Maternity hospital: Cullinane calls for further State/St Vincent's negotiations

Sinn Féin’s health spokesperson David Cullinane has called for further negotiations between the Government and the St Vincent’s healthcare group over ownership of the site for the new National Maternity Hospital.
Maternity hospital: Cullinane calls for further State/St Vincent's negotiations

Vivienne Clarke

Sinn Féin’s health spokesperson David Cullinane has called for further negotiations between the Government and the St Vincent’s healthcare group over ownership of the site for the new National Maternity Hospital.

A complex, convoluted contractual arrangement was not the way forward, he told RTÉ radio’s Morning Ireland.

A commitment had been made in the past to sign over the site to the State, but the Government did not appear to have the political will to pursue that, he added.
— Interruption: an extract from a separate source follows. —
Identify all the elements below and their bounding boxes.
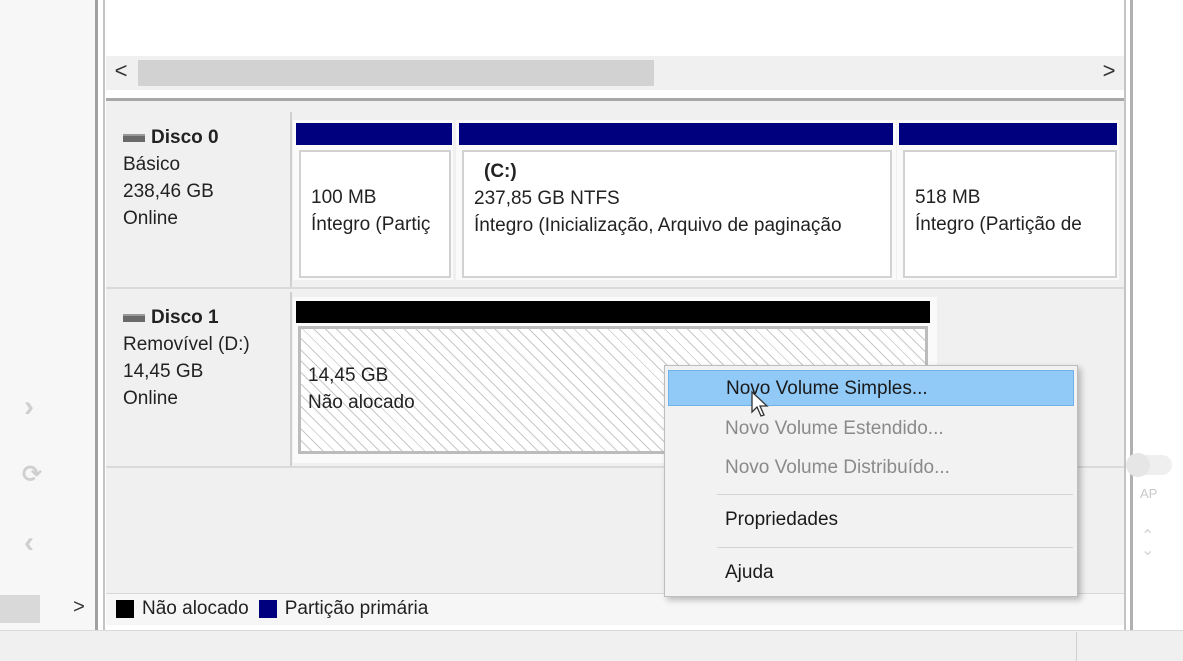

Mr Cullinane said he did not want to wait “one more minute, one more day, one more year” for the new hospital, but it was important to get it right. If the State owned the land then all concerns would be gone “in a stroke”.

We have an obligation to protect the taxpayer.

This was a public hospital, and it should be on public land, instead there was a complex situation which was not the best outcome.

“This is all very messy. It is very convoluted. It is important to get it right when there is State investment of over €800 million, possibly a billion.

“We have an obligation to protect the taxpayer.”

Mr Cullinane said that the current national maternity hospital at Holles Street was not the only maternity hospital that was not fit for purpose, the Rotunda hospital was also the “product” of years of lack of investment.

The Government should go back to the St Vincent’s group to resolve the issue of ownership of the site, which had been promised to the State in the past.

Given that both the Taoiseach and Tánaiste had expressed concern about ownership of the site in the past, why had they not been involved in talks, he asked. If Mary Lou McDonald were Taoiseach she would have been involved in talks.

While further talks might delay the project in the short term, in the long term it would be better to get it right. Further concessions were possible, he said.